## WEB SCRAPING IN PYTHON: WIKIPEDIA TABLE

### Introduction

In this guide, we will scrape table data from the Wikipedia page titled **"The 30 largest countries by net national wealth (in billions USD)"**. You can find the page [here](https://en.wikipedia.org/wiki/List_of_countries_by_total_wealth).

This process involves:
1. Fetching the webpage.
2. Parsing the HTML content.
3. Extracting data into a structured format using Python libraries.

### Required Libraries

To perform web scraping and handle data, we will use the following Python libraries:
- `requests` for fetching web pages.
- `beautifulsoup4` for parsing HTML content.
- `pandas` for data manipulation and saving data to CSV.
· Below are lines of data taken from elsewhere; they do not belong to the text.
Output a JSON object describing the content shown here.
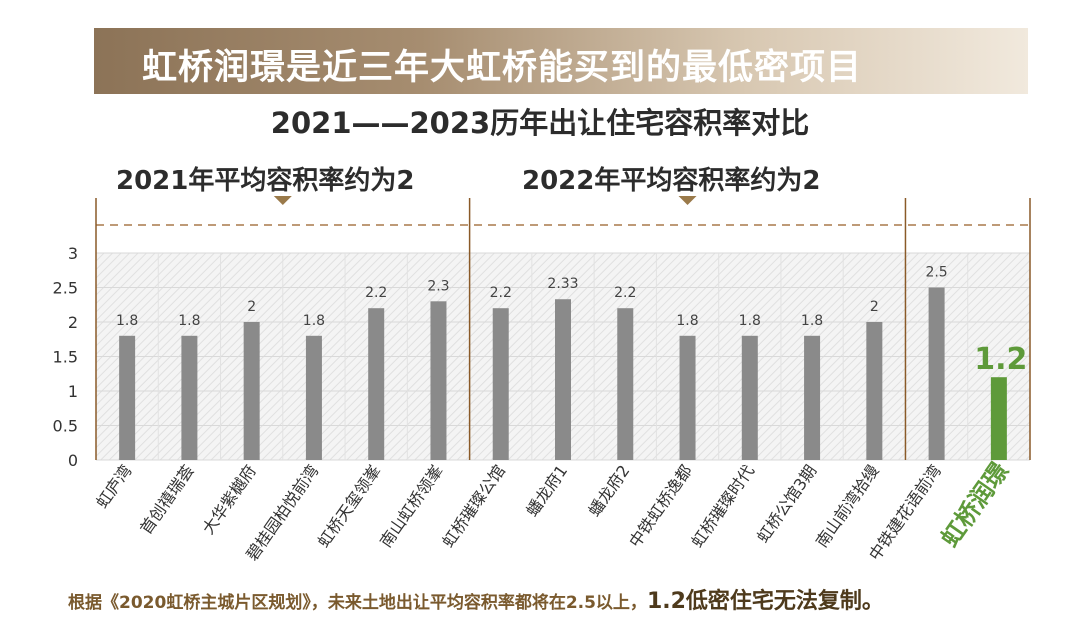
{
  "banner": {
    "title": "虹桥润璟是近三年大虹桥能买到的最低密项目"
  },
  "subtitle": "2021——2023历年出让住宅容积率对比",
  "periods": {
    "p2021": "2021年平均容积率约为2",
    "p2022": "2022年平均容积率约为2"
  },
  "footer": {
    "text": "根据《2020虹桥主城片区规划》，未来土地出让平均容积率都将在2.5以上，",
    "highlight": "1.2低密住宅无法复制。"
  },
  "colors": {
    "bar": "#8a8a8a",
    "highlight": "#5e9a3a",
    "divider": "#8a5a28",
    "dashed": "#a8794a",
    "marker": "#9a7a4a"
  },
  "chart_data": {
    "type": "bar",
    "title": "2021——2023历年出让住宅容积率对比",
    "xlabel": "",
    "ylabel": "",
    "ylim": [
      0,
      3
    ],
    "yticks": [
      "3",
      "2.5",
      "2",
      "1.5",
      "1",
      "0.5",
      "0"
    ],
    "categories": [
      "虹庐湾",
      "首创禧瑞荟",
      "大华紫樾府",
      "碧桂园柏悦前湾",
      "虹桥天玺领峯",
      "南山虹桥领峯",
      "虹桥璀璨公馆",
      "蟠龙府1",
      "蟠龙府2",
      "中铁虹桥逸都",
      "虹桥璀璨时代",
      "虹桥公馆3期",
      "南山前湾拾缦",
      "中铁建花语前湾",
      "虹桥润璟"
    ],
    "values": [
      1.8,
      1.8,
      2,
      1.8,
      2.2,
      2.3,
      2.2,
      2.33,
      2.2,
      1.8,
      1.8,
      1.8,
      2,
      2.5,
      1.2
    ],
    "value_labels": [
      "1.8",
      "1.8",
      "2",
      "1.8",
      "2.2",
      "2.3",
      "2.2",
      "2.33",
      "2.2",
      "1.8",
      "1.8",
      "1.8",
      "2",
      "2.5",
      "1.2"
    ],
    "groups": [
      "2021",
      "2021",
      "2021",
      "2021",
      "2021",
      "2021",
      "2022",
      "2022",
      "2022",
      "2022",
      "2022",
      "2022",
      "2022",
      "2023",
      "2023"
    ],
    "highlight_index": 14
  }
}
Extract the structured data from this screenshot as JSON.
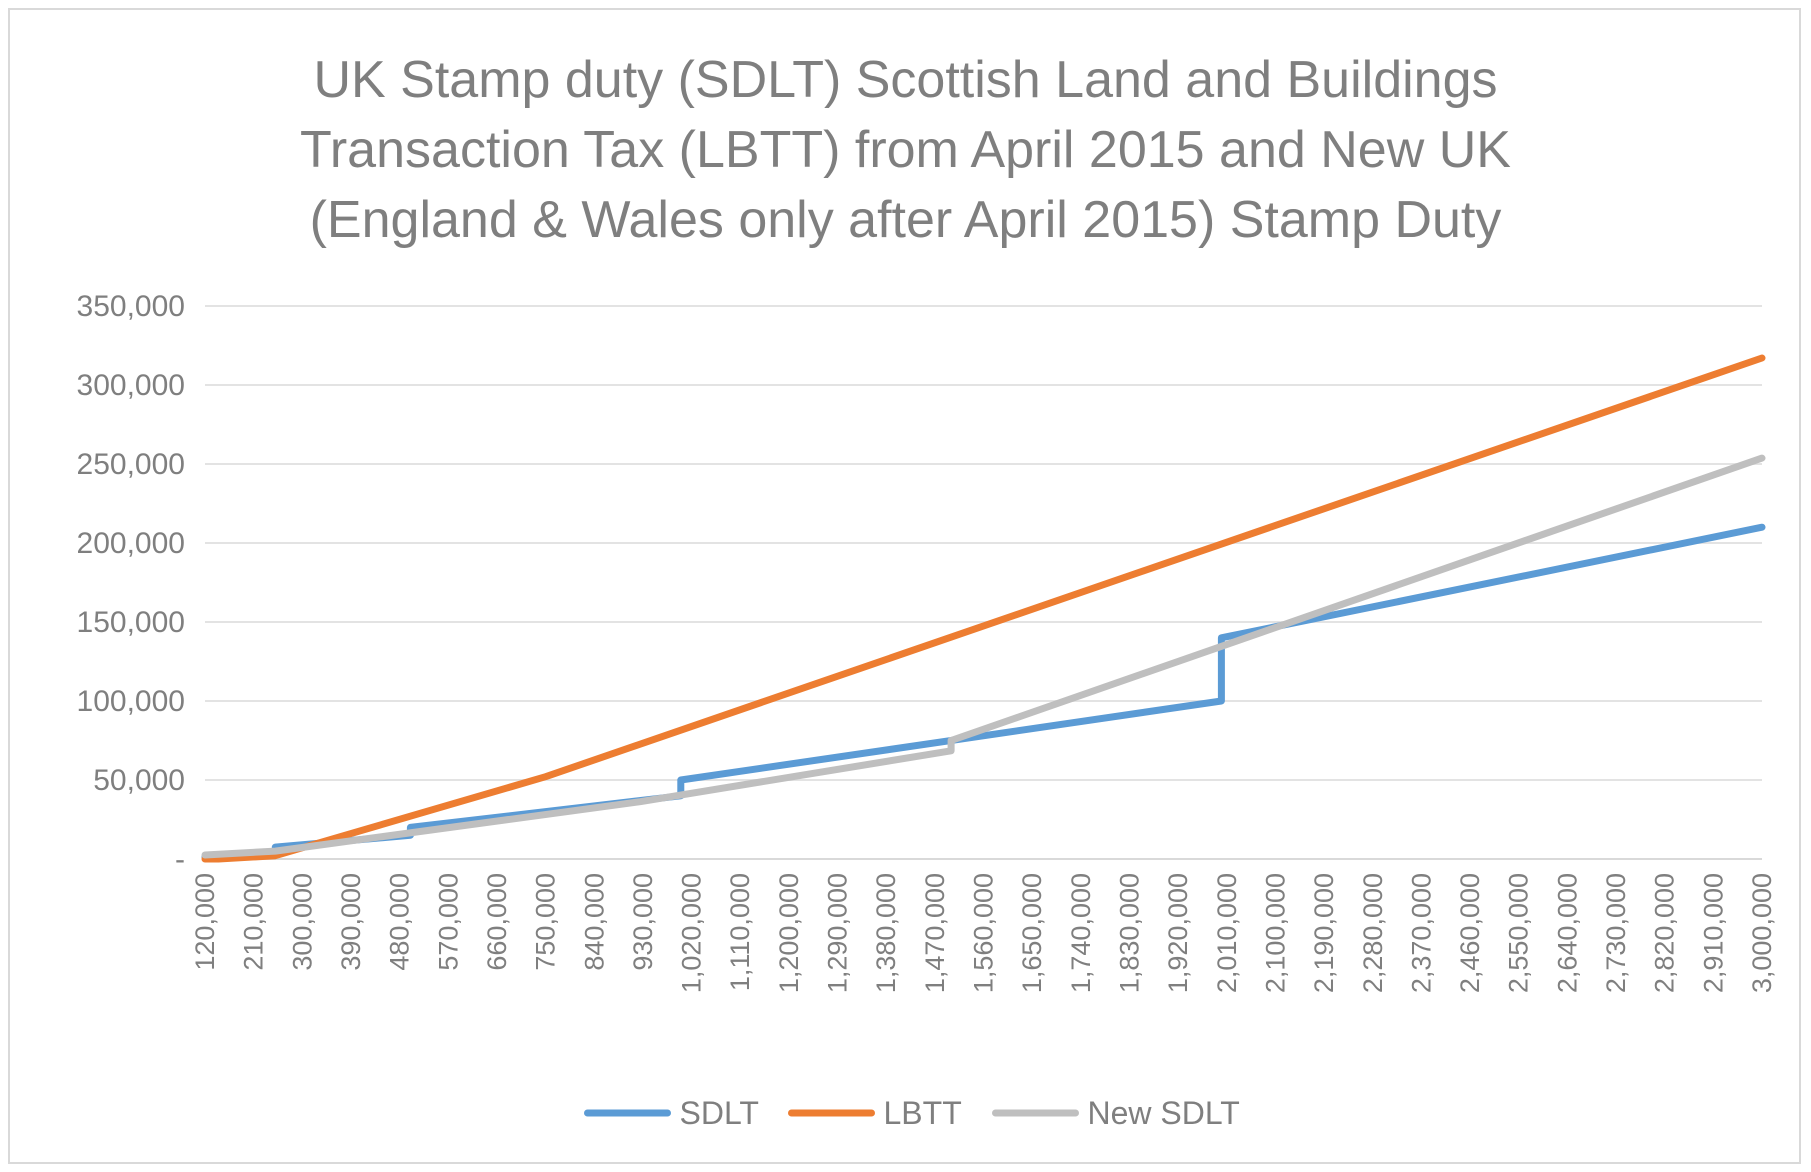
{
  "chart_data": {
    "type": "line",
    "title_lines": [
      "UK Stamp duty (SDLT) Scottish Land and Buildings",
      "Transaction Tax (LBTT) from April 2015 and New UK",
      "(England & Wales only after April 2015) Stamp Duty"
    ],
    "xlabel": "",
    "ylabel": "",
    "ylim": [
      0,
      350000
    ],
    "xlim": [
      120000,
      3000000
    ],
    "y_ticks": [
      0,
      50000,
      100000,
      150000,
      200000,
      250000,
      300000,
      350000
    ],
    "y_tick_labels": [
      "-",
      "50,000",
      "100,000",
      "150,000",
      "200,000",
      "250,000",
      "300,000",
      "350,000"
    ],
    "x_ticks": [
      120000,
      210000,
      300000,
      390000,
      480000,
      570000,
      660000,
      750000,
      840000,
      930000,
      1020000,
      1110000,
      1200000,
      1290000,
      1380000,
      1470000,
      1560000,
      1650000,
      1740000,
      1830000,
      1920000,
      2010000,
      2100000,
      2190000,
      2280000,
      2370000,
      2460000,
      2550000,
      2640000,
      2730000,
      2820000,
      2910000,
      3000000
    ],
    "x_tick_labels": [
      "120,000",
      "210,000",
      "300,000",
      "390,000",
      "480,000",
      "570,000",
      "660,000",
      "750,000",
      "840,000",
      "930,000",
      "1,020,000",
      "1,110,000",
      "1,200,000",
      "1,290,000",
      "1,380,000",
      "1,470,000",
      "1,560,000",
      "1,650,000",
      "1,740,000",
      "1,830,000",
      "1,920,000",
      "2,010,000",
      "2,100,000",
      "2,190,000",
      "2,280,000",
      "2,370,000",
      "2,460,000",
      "2,550,000",
      "2,640,000",
      "2,730,000",
      "2,820,000",
      "2,910,000",
      "3,000,000"
    ],
    "grid": true,
    "legend_position": "bottom",
    "series": [
      {
        "name": "SDLT",
        "color": "#5b9bd5",
        "points": [
          [
            120000,
            1200
          ],
          [
            250000,
            2500
          ],
          [
            250000,
            7500
          ],
          [
            500000,
            15000
          ],
          [
            500000,
            20000
          ],
          [
            1000000,
            40000
          ],
          [
            1000000,
            50000
          ],
          [
            2000000,
            100000
          ],
          [
            2000000,
            140000
          ],
          [
            3000000,
            210000
          ]
        ]
      },
      {
        "name": "LBTT",
        "color": "#ed7d31",
        "points": [
          [
            120000,
            0
          ],
          [
            145000,
            0
          ],
          [
            250000,
            2100
          ],
          [
            325000,
            9600
          ],
          [
            750000,
            52100
          ],
          [
            3000000,
            317100
          ]
        ]
      },
      {
        "name": "New SDLT",
        "color": "#bfbfbf",
        "points": [
          [
            120000,
            2500
          ],
          [
            250000,
            5000
          ],
          [
            925000,
            36250
          ],
          [
            1500000,
            68500
          ],
          [
            1500000,
            75000
          ],
          [
            3000000,
            253750
          ]
        ]
      }
    ]
  }
}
Before running the code, make sure to install the necessary libraries. In a Jupyter Notebook cell, you can use:

In [None]:
# !pip install beautifulsoup4
# !pip install pandas 
# !pip install requests

In [None]:
# Load Libraries
from bs4 import BeautifulSoup
import requests
import pandas as pd

In [None]:
# Fetch the Webpage
url = 'https://en.wikipedia.org/wiki/List_of_countries_by_total_wealth'
page = requests.get(url)
page

In [None]:
# Parse the HTML Content
soup = BeautifulSoup(page.text, 'html.parser')
print(soup.prettify())  # Pretty-print the HTML content

### Inspect the Wikipedia Page 
To locate the table we need:
Right-click on the webpage and select "Inspect" to open the developer tools.
There are multiple tables on the page, and we need the second one. **"The 30 largest countries by net national wealth (in billions USD)"** [List_of_countries_by_total_wealth](https://en.wikipedia.org/wiki/List_of_countries_by_total_wealth) 

Identify the Target Table
The 1st, 3rd, and 4th tables have the class **wikitable sortable jquery-tablesorter.**
The 2nd table has the class **wikitable static-row-numbers.**. 

🔗[Inspect page](https://github.com/DataVizStory/Web-Scraping/blob/main/Images/Wiki_table.gif)

Two ways target the 2nd table: 
+ via tag
+ via class

### Via tag

In [None]:
soup.find_all('table')  # Find all tables on the page

In [None]:

# This returns a list of all tables. We can access the second table using index 1:
soup.find_all('table')[1]

### Via class 

Alternatively, use the unique class name (**'wikitable static-row-numbers'**) for the second table: 

In [None]:
soup.find('table', class_="wikitable static-row-numbers")

In [None]:
# For demonstration, we'll use the first way to find table via tag :
table = soup.find_all('table')[1]

### Extract Column Titles

In [None]:
#To get the table headers: 
all_table_titles=table.find_all('th')
all_table_titles


In [None]:
table_titles = [title.text.strip() for title in all_table_titles]
print(table_titles)  # Output the cleaned table titles

### Create DataFrame

In [None]:
#Lets create datatable:
df = pd.DataFrame(columns=table_titles)
df

### Extract and Populate Data

In [None]:
# Extract table rows and populate the DataFrame:
column_data = table.find_all('tr')

for row in column_data[1:]:  # Skip the header row
    row_data = row.find_all('td')
    individual_row_data = [data.text.strip() for data in row_data]
    df.loc[len(df)] = individual_row_data
df

## Alternative Method to Fetch Table Directly

In [None]:
import pandas as pd

# Fetch the page and read the table directly into a DataFrame
url = 'https://en.wikipedia.org/wiki/List_of_countries_by_total_wealth'
dfs = pd.read_html(url)

# The desired table is the second one (index 1)
df2 = dfs[1]

# Display the DataFrame
df2

In [None]:
# Save your DataFrame to a CSV file
df.to_csv('Companies.csv', index=False)